Yankee Fork Historic District, July 28, 2010
The Bonanza Cemetery provides an example of the many ethnic groups attracted to the Yankee Fork. Despite the harsh living conditions, the promise of good times and prosperity brought immigrants from many countries. Cornish people, referred to as “cousin jacks,” worked for the English owners of the Custer mine. Austrian crews built roads and many Italians lived at Bayhorse. The Custer County census of 1890 indicates sizable populations of Canadian, German, English, Irish, Italian, and Swedish residents. The largest single ethnic group found in the Yankee Fork Mining District came from China. Though prejudice kept the Chinese from working at most mines, they worked unwanted placer claims, operated laundries, or worked as cooks…. most Chinese initially buried here were later disinterred by relatives and friends and returned to their homeland.
from sign at cemetery
Sego Lily, Calochortus nuttallii, the state flower of Utah.
Insect getting nectar from wild rose.
Lizzie King and her husbands on Boothill
Lizzie and Richard King lived in Bonanza where Richard worked in real estate. A heated argument with a business partner left Richard dead and Lizzie alone.
Lizzie and close friend Charles Franklin purchased the gravesite for Richard and two more next to it, presumably for themselves. Soon, Charles and Lizzie began courting and a wedding seemed eminent.

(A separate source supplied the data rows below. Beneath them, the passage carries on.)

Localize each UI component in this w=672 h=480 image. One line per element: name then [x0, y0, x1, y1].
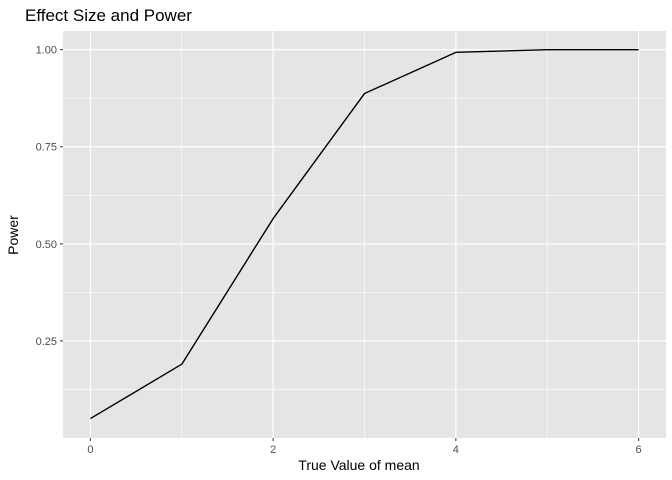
chart-title: Effect Size and Power: [25, 6, 192, 25]
grid-major: [63, 31, 666, 438]
y-tick-label: 0.25: [36, 336, 57, 348]
y-axis-ticks: 0.25 0.50 0.75 1.00: [36, 45, 63, 348]
y-axis-label: Power: [5, 215, 21, 255]
grid-minor: [63, 31, 666, 438]
x-axis-ticks: 0 2 4 6: [87, 438, 642, 456]
x-tick-label: 0: [87, 444, 93, 456]
x-axis-label: True Value of mean: [298, 457, 419, 473]
series-layer: [90, 48, 639, 420]
x-tick-label: 2: [270, 444, 276, 456]
x-tick-label: 6: [636, 444, 642, 456]
y-tick-label: 1.00: [36, 45, 57, 57]
y-tick-label: 0.75: [36, 142, 57, 154]
series-line: [90, 48, 639, 420]
x-tick-label: 4: [453, 444, 459, 456]
y-tick-label: 0.50: [36, 239, 57, 251]
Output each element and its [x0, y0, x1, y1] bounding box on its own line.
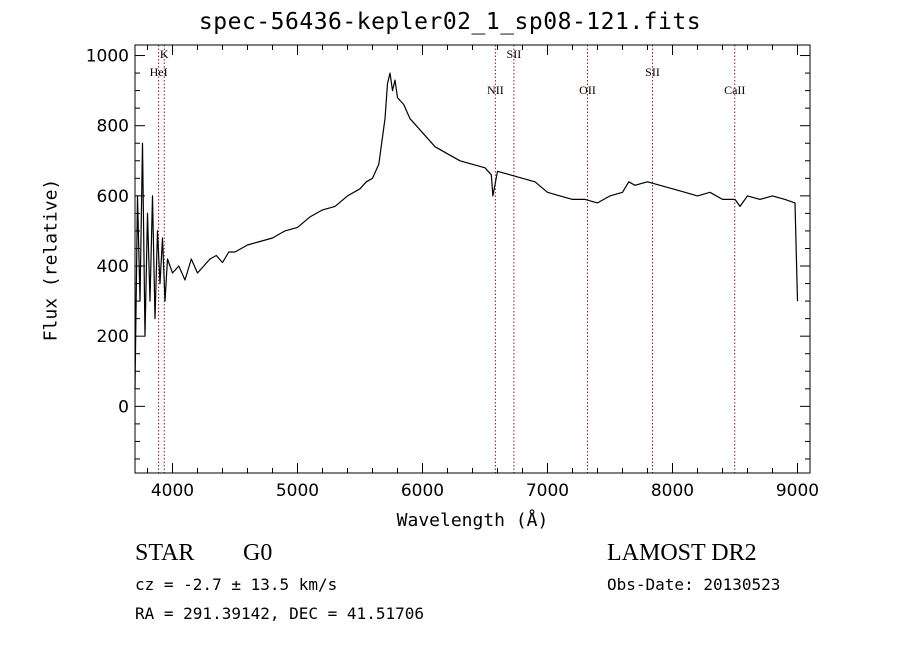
x-tick-label: 7000 — [526, 481, 569, 501]
spectral-line-label: HeI — [150, 65, 168, 79]
object-class: STAR — [135, 540, 195, 566]
y-tick-label: 800 — [97, 117, 129, 137]
y-tick-label: 400 — [97, 257, 129, 277]
chart-title: spec-56436-kepler02_1_sp08-121.fits — [198, 9, 702, 35]
spectral-line-label: SII — [645, 65, 660, 79]
x-tick-label: 4000 — [151, 481, 194, 501]
observation-date: Obs-Date: 20130523 — [607, 575, 781, 594]
y-tick-label: 1000 — [86, 47, 129, 67]
spectral-line-label: K — [160, 47, 169, 61]
survey-name: LAMOST DR2 — [607, 540, 757, 566]
y-tick-label: 200 — [97, 327, 129, 347]
object-subclass: G0 — [243, 540, 273, 566]
coordinates-info: RA = 291.39142, DEC = 41.51706 — [135, 604, 424, 623]
redshift-info: cz = -2.7 ± 13.5 km/s — [135, 575, 338, 594]
x-tick-label: 9000 — [776, 481, 819, 501]
spectral-line-label: NII — [487, 83, 504, 97]
x-tick-label: 6000 — [401, 481, 444, 501]
y-axis-label: Flux (relative) — [40, 178, 62, 342]
spectral-line-label: SII — [507, 47, 522, 61]
x-axis-label: Wavelength (Å) — [396, 510, 549, 531]
y-tick-label: 0 — [118, 397, 129, 417]
spectral-line-label: OII — [579, 83, 596, 97]
y-tick-label: 600 — [97, 187, 129, 207]
plot-frame — [134, 44, 811, 474]
spectral-line-label: CaII — [724, 83, 745, 97]
x-tick-label: 5000 — [276, 481, 319, 501]
x-tick-label: 8000 — [651, 481, 694, 501]
spectrum-line — [134, 72, 799, 389]
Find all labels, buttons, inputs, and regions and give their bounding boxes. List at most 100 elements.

To everyone’s surprise, Lizzie married Robert Hawthorne, a newcomer to Bonanza. Six days later, both were found shot to death. Soon after, Franklin left the area for a secluded cabin near Stanley where, years later, he was discovered dead. Clutched in his hand was a locket which held the picture of Lizzie King.
Due to the mysterious circumstances surrounding the death of Lizzie King, Bonanza residents chose to bury their loved ones elsewhere, leaving Lizzie and her husbands alone on Boothill.